Cluster Analysis Application

Developing Data Products Class

Giovanni Valentini, 19/03/2016

Motivation and Source of Data

The application performs a Cluster Analysis of the 28 European Union Countries.

  • The analysis examines 3 economic indicators (year 2014):
    1. Gross Domestic Product (Euro per capita)
    2. Government Debt (Percentage of Gross Domestic Product)
    3. Unemployment Rate.
  • The dataset of the economic indicators is obtained from: Eurostat
  • The indicators come from 3 distinct datasets which I cleaned and assembled together.

The server.R and ui.R files and the associated supporting documentation are in the following GitHub repository: https://github.com/GValentini/Data_Products.git

The application is available here: https://gvalentini.shinyapps.io/ClustersEur-App/

How the Application Works

  • The user chooses:
    1. the economic indicators to plot on the 2 axes
    2. the number of centres
  • The points plotted represent the ordered pairs of the chosen indicators.
  • We have one point for each Country.
  • The K-Means method creates a partition of the points into k groups (called clusters) such that the sum of squares from points to the assigned cluster centres is minimized.
  • Each cluster is identified by a distinct color.
  • The cross-shaped symbol represents the cluster centre.
  • More details about K-Means Clustering Analysis here: https://en.wikipedia.org/wiki/K-means_clustering

Plot of GDP versus Government Debt with 4 centres

eurdf <- readRDS("eurodata.rds")
result <- kmeans(eurdf[, 4:5], centers = 4)
par(mfrow = c(2, 1), pin = c(7, 2), mar = c(4, 4, 0, 2))
plot(eurdf[, 4:5], col = result$cluster, pch = 19, cex = 1.8); grid(lty = 1)
text(eurdf[, 4:5], labels = eurdf[,2], pos = 3, cex = 0.8, col = result$cluster)
points(result$centers, col = 1:4, pch = 3, cex = 3, lwd = 3)

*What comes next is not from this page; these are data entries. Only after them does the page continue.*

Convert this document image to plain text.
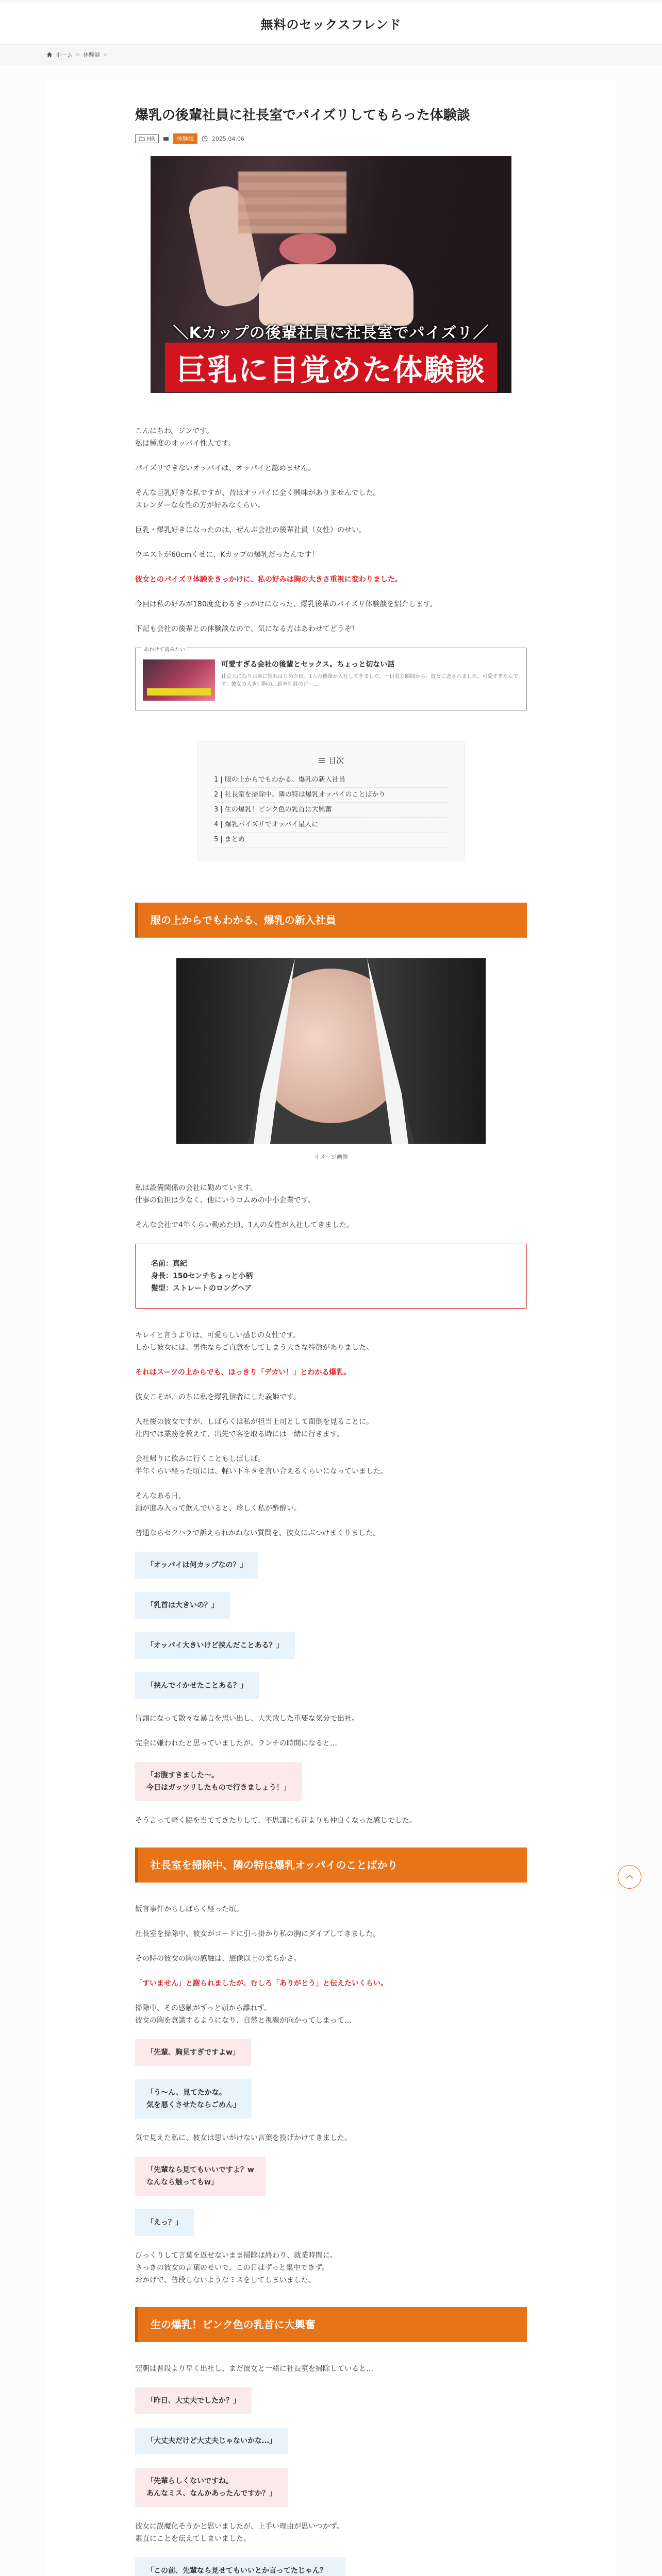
無料のセックスフレンド
ホーム > 体験談 >
爆乳の後輩社員に社長室でパイズリしてもらった体験談
HR	体験談	2025.04.06
＼Kカップの後輩社員に社長室でパイズリ／
巨乳に目覚めた体験談

こんにちわ。ジンです。
私は極度のオッパイ性人です。

パイズリできないオッパイは、オッパイと認めません。

そんな巨乳好きな私ですが、昔はオッパイに全く興味がありませんでした。
スレンダーな女性の方が好みなくらい。

巨乳・爆乳好きになったのは、ぜんぶ会社の後輩社員（女性）のせい。

ウエストが60cmくせに、Kカップの爆乳だったんです！

彼女とのパイズリ体験をきっかけに、私の好みは胸の大きさ重視に変わりました。

今回は私の好みが180度変わるきっかけになった、爆乳後輩のパイズリ体験談を紹介します。

下記も会社の後輩との体験談なので、気になる方はあわせてどうぞ！

あわせて読みたい
可愛すぎる会社の後輩とセックス。ちょっと切ない話
社会人になりお客に慣れはじめた頃、1人の後輩が入社してきました。一目見た瞬間から、彼女に恋されました。可愛すぎたんです。彼女の大きい胸の。新卒社員のジー...
目次
1 | 服の上からでもわかる、爆乳の新入社員
2 | 社長室を掃除中、隣の特は爆乳オッパイのことばかり
3 | 生の爆乳！ピンク色の乳首に大興奮
4 | 爆乳パイズリでオッパイ星人に
5 | まとめ
服の上からでもわかる、爆乳の新入社員
イメージ画像

私は設備関係の会社に勤めています。
仕事の負担は少なく、他にいうコムめの中小企業です。

そんな会社で4年くらい勤めた頃、1人の女性が入社してきました。

名前：真紀
身長：150センチちょっと小柄
髪型：ストレートのロングヘア

キレイと言うよりは、可愛らしい感じの女性です。
しかし彼女には、男性ならご直意をしてしまう大きな特徴がありました。

それはスーツの上からでも、はっきり「デカい！」とわかる爆乳。

彼女こそが、のちに私を爆乳信者にした義姫です。

入社後の彼女ですが、しばらくは私が担当上司として面倒を見ることに。
社内では業務を教えて、出先で客を取る時には一緒に行きます。

会社帰りに飲みに行くこともしばしば。
半年くらい経った頃には、軽い下ネタを言い合えるくらいになっていました。

そんなある日。
酒が進み入って飲んでいると、珍しく私が酔酔い。

普通ならセクハラで訴えられかねない質問を、彼女にぶつけまくりました。

「オッパイは何カップなの？」
「乳首は大きいの？」
「オッパイ大きいけど挟んだことある？」
「挟んでイかせたことある？」

冒頭になって散々な暴言を思い出し、大失敗した重要な気分で出社。

完全に嫌われたと思っていましたが、ランチの時間になると…

「お腹すきました〜。
今日はガッツリしたもので行きましょう！」

そう言って軽く脇を当ててきたりして、不思議にも前よりも仲良くなった感じでした。

社長室を掃除中、隣の特は爆乳オッパイのことばかり

飯言事件からしばらく経った頃。

社長室を掃除中、彼女がコードに引っ掛かり私の胸にダイブしてきました。

その時の彼女の胸の感触は、想像以上の柔らかさ。

「すいません」と謝られましたが、むしろ「ありがとう」と伝えたいくらい。

掃除中、その感触がずっと頭から離れず。
彼女の胸を意識するようになり、自然と視線が向かってしまって…

「先輩、胸見すぎですよw」
「う〜ん、見てたかな。
気を悪くさせたならごめん」

気で見えた私に、彼女は思いがけない言葉を投げかけてきました。

「先輩なら見てもいいですよ？w
なんなら触ってもw」
「えっ？」

びっくりして言葉を返せないまま掃除は終わり、就業時間に。
さっきの彼女の言葉のせいで、この日はずっと集中できず。
おかげで、普段しないようなミスをしてしまいました。

生の爆乳！ピンク色の乳首に大興奮

翌朝は普段より早く出社し、まだ彼女と一緒に社長室を掃除していると…

「昨日、大丈夫でしたか？」
「大丈夫だけど大丈夫じゃないかな…」
「先輩らしくないですね。
あんなミス、なんかあったんですか？」

彼女に誤魔化そうかと思いましたが、上手い理由が思いつかず。
素直にことを伝えてしまいました。

「この前、先輩なら見せてもいいとか言ってたじゃん？
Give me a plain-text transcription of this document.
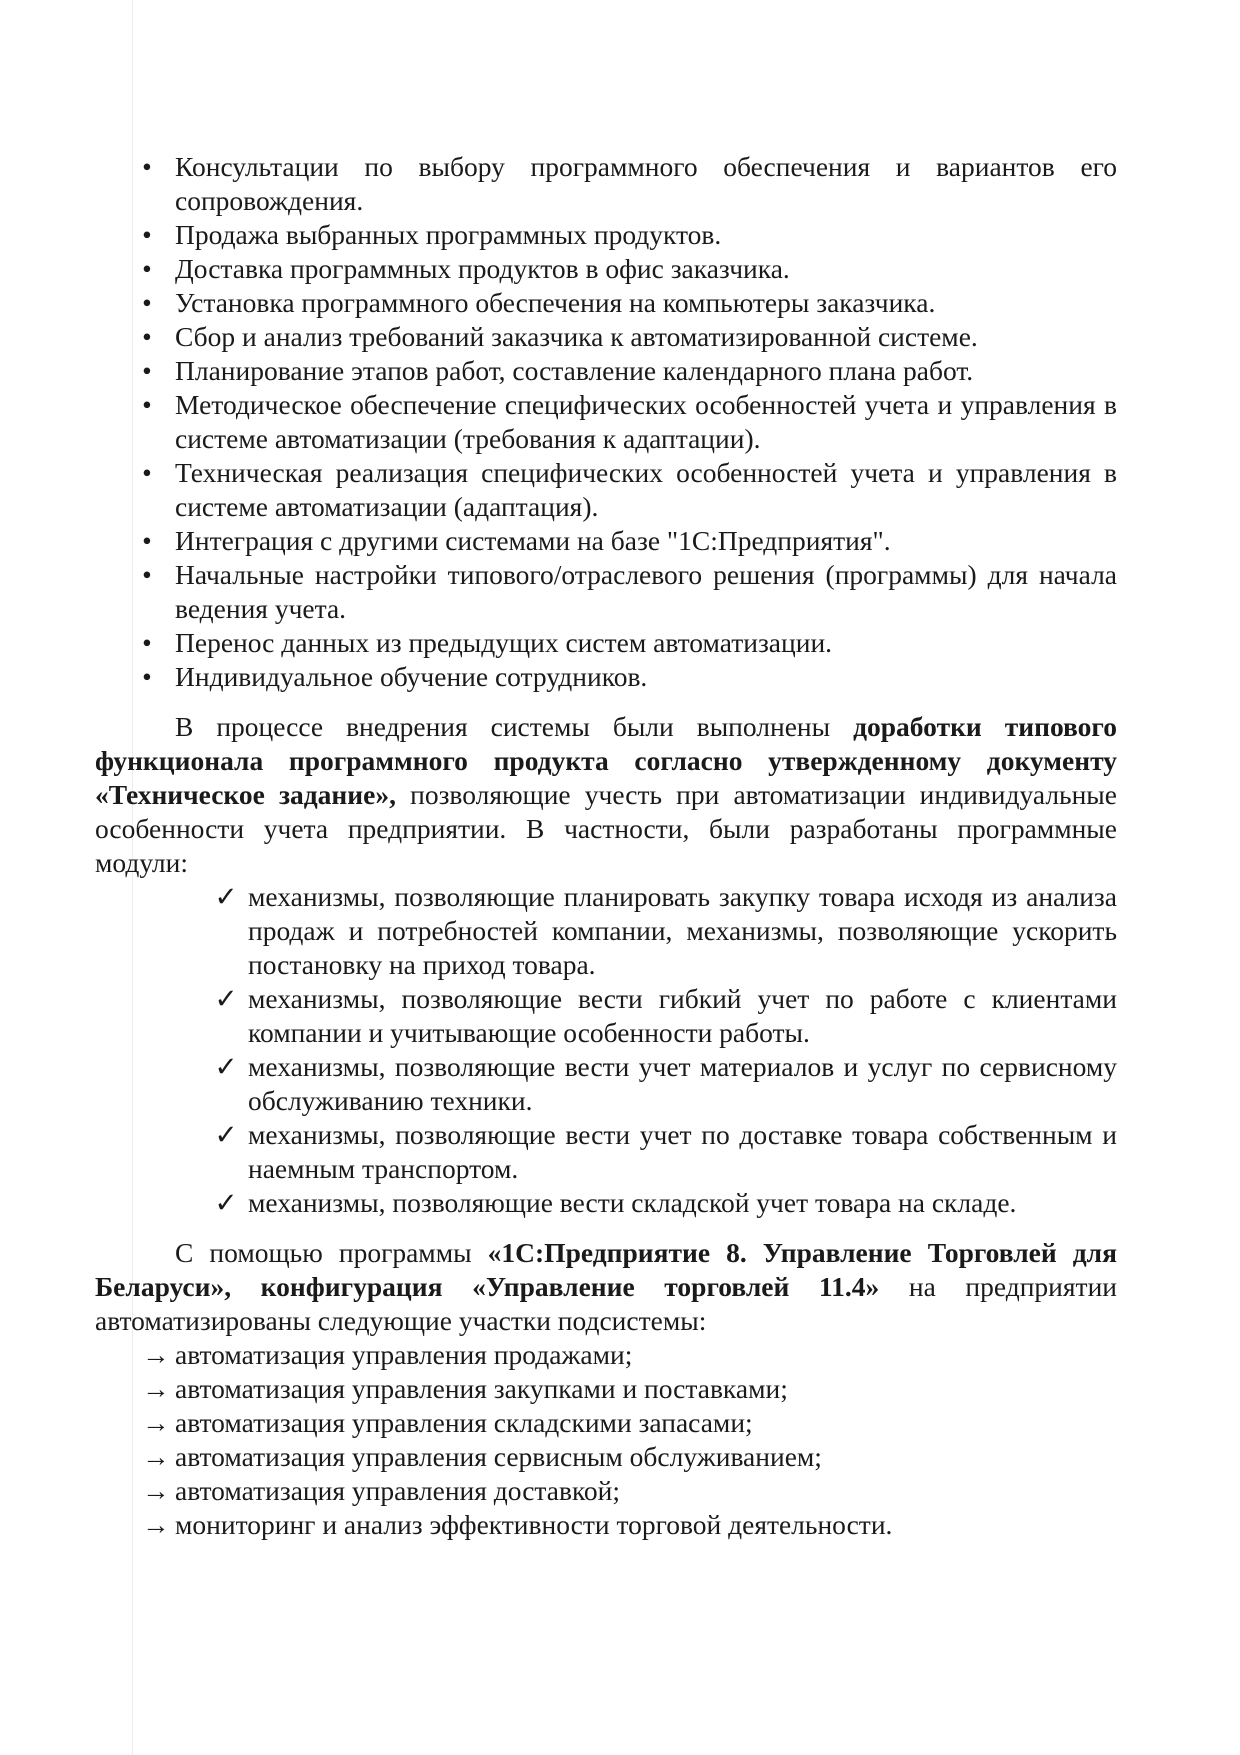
• Консультации по выбору программного обеспечения и вариантов его сопровождения.
• Продажа выбранных программных продуктов.
• Доставка программных продуктов в офис заказчика.
• Установка программного обеспечения на компьютеры заказчика.
• Сбор и анализ требований заказчика к автоматизированной системе.
• Планирование этапов работ, составление календарного плана работ.
• Методическое обеспечение специфических особенностей учета и управления в системе автоматизации (требования к адаптации).
• Техническая реализация специфических особенностей учета и управления в системе автоматизации (адаптация).
• Интеграция с другими системами на базе "1С:Предприятия".
• Начальные настройки типового/отраслевого решения (программы) для начала ведения учета.
• Перенос данных из предыдущих систем автоматизации.
• Индивидуальное обучение сотрудников.

В процессе внедрения системы были выполнены доработки типового функционала программного продукта согласно утвержденному документу «Техническое задание», позволяющие учесть при автоматизации индивидуальные особенности учета предприятии. В частности, были разработаны программные модули:

✓ механизмы, позволяющие планировать закупку товара исходя из анализа продаж и потребностей компании, механизмы, позволяющие ускорить постановку на приход товара.
✓ механизмы, позволяющие вести гибкий учет по работе с клиентами компании и учитывающие особенности работы.
✓ механизмы, позволяющие вести учет материалов и услуг по сервисному обслуживанию техники.
✓ механизмы, позволяющие вести учет по доставке товара собственным и наемным транспортом.
✓ механизмы, позволяющие вести складской учет товара на складе.

С помощью программы «1С:Предприятие 8. Управление Торговлей для Беларуси», конфигурация «Управление торговлей 11.4» на предприятии автоматизированы следующие участки подсистемы:

→ автоматизация управления продажами;
→ автоматизация управления закупками и поставками;
→ автоматизация управления складскими запасами;
→ автоматизация управления сервисным обслуживанием;
→ автоматизация управления доставкой;
→ мониторинг и анализ эффективности торговой деятельности.
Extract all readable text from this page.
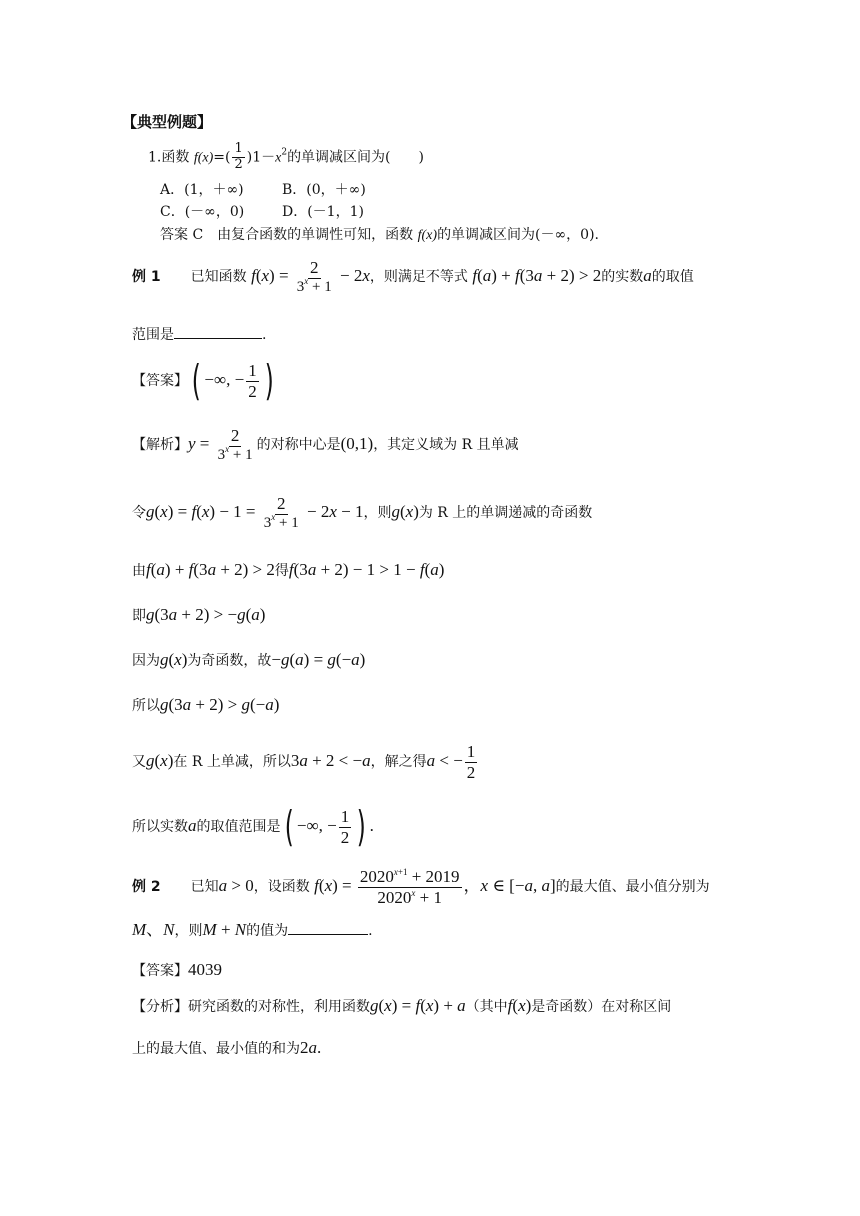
【典型例题】
1.函数 $f(x)=( \frac{1}{2} )1-x^2$的单调减区间为(　　)
A．(1，＋∞)	B．(0，＋∞)
C．(－∞，0)	D．(－1，1)
答案 C　由复合函数的单调性可知，函数 f(x)的单调减区间为(－∞，0).
例 1 已知函数 $f(x) = \frac{2}{3^x + 1} - 2x$，则满足不等式 f(a) + f(3a + 2) > 2的实数a的取值
范围是	.
【答案】( −∞, − $\frac{1}{2}$ )
【解析】$y = \frac{2}{3^x + 1}$ 的对称中心是(0,1)，其定义域为 R 且单减
令$g(x) = f(x) - 1 = \frac{2}{3^x + 1} - 2x - 1$，则g(x)为 R 上的单调递减的奇函数
由f(a) + f(3a + 2) > 2得f(3a + 2) − 1 > 1 − f(a)
即g(3a + 2) > −g(a)
因为g(x)为奇函数，故−g(a) = g(−a)
所以g(3a + 2) > g(−a)
又g(x)在 R 上单减，所以3a + 2 < −a，解之得a < − $\frac{1}{2}$
所以实数a的取值范围是( −∞, − $\frac{1}{2}$ ) .
例 2 已知a > 0，设函数 $f(x) = \frac{2020^{x+1} + 2019}{2020^x + 1}$ ，x ∈ [−a, a]的最大值、最小值分别为
M、N，则M + N的值为	.
【答案】4039
【分析】研究函数的对称性，利用函数g(x) = f(x) + a（其中f(x)是奇函数）在对称区间
上的最大值、最小值的和为2a.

plot of chunk unnamed-chunk-1

I hope you will enjoy my shiny application

In the meantime you may take this quiz:

Interactive Question

What does K-Means refer to?

  1. An economic indicator about European Union Countries.
  2. A set of points on a plot.
  3. A method used in cluster analysis.
  4. A plotting system in R.

Think of K as the number of centres of the partition.

It is a method used in cluster analysis.